The project explicitly invites the general public to join the participating asylum seekers in the workshop, in building lamps and in taking part in the shared learning project – it trusts the point of contact, encourages interaction and collaborative work. Being in the Green light space and actively negotiating one’s role as a spectator or participant is a part of the project, whether one comes from a refugee background or not. I think, however, that not everyone saw that invitation, especially during the opening days of the exhibition.
Bringing Green light to the biennale means working within an exhibition platform that offers great visibility. It has been important to me throughout to actively use this visibility to bring the issues of migration and forced migration not just to those who are already interested in them (preaching to the choir, so to speak), but to everyone passing through the Exhibition Pavilion, since these are topics in the current political landscape that should not be ignored.
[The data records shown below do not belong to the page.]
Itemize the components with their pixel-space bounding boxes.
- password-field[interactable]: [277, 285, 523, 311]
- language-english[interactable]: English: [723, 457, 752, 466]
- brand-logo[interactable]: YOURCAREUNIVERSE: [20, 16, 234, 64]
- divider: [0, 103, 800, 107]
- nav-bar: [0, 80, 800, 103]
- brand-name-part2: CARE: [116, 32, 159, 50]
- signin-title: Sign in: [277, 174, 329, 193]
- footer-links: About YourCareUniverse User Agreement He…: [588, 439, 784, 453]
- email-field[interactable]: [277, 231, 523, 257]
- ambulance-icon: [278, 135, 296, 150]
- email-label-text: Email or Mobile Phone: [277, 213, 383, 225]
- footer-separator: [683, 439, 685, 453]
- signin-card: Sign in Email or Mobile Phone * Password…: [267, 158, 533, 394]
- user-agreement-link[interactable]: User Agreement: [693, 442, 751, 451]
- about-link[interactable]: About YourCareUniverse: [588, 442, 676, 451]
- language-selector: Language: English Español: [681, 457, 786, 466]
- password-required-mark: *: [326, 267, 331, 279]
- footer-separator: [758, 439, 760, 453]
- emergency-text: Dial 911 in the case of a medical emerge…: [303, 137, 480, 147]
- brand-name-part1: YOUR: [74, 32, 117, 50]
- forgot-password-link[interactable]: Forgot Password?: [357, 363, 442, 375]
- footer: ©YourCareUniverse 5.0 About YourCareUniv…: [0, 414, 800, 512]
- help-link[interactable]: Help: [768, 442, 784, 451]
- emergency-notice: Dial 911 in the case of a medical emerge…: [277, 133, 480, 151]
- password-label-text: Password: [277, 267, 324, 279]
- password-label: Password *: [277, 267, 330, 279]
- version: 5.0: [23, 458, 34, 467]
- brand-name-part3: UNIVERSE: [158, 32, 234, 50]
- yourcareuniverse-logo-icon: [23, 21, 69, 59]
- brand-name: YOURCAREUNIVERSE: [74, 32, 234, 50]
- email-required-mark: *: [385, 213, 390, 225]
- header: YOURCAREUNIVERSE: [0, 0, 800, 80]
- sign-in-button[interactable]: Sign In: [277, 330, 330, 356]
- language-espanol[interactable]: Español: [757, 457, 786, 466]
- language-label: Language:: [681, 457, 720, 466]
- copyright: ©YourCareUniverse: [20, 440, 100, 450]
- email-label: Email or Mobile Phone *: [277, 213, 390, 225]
It is also a means of giving the Green light participants a platform from which they can speak about their concerns.
Above and beyond what Green light communicates to the outside is the role it has in producing an engaged community. Integral to this is the Shared learning platform, an alternative educational programme organised by TBA21, which offers language classes, job training, psychological counselling and legal advice, as well as workshops, interventions, and seminars.
Green light – An artistic workshop presents no solution. It offers no easy ‘fix it all’ strategy. It is a modest attempt at addressing the issues surrounding forced migration and displacement through collaboration, community building, and individual engagement.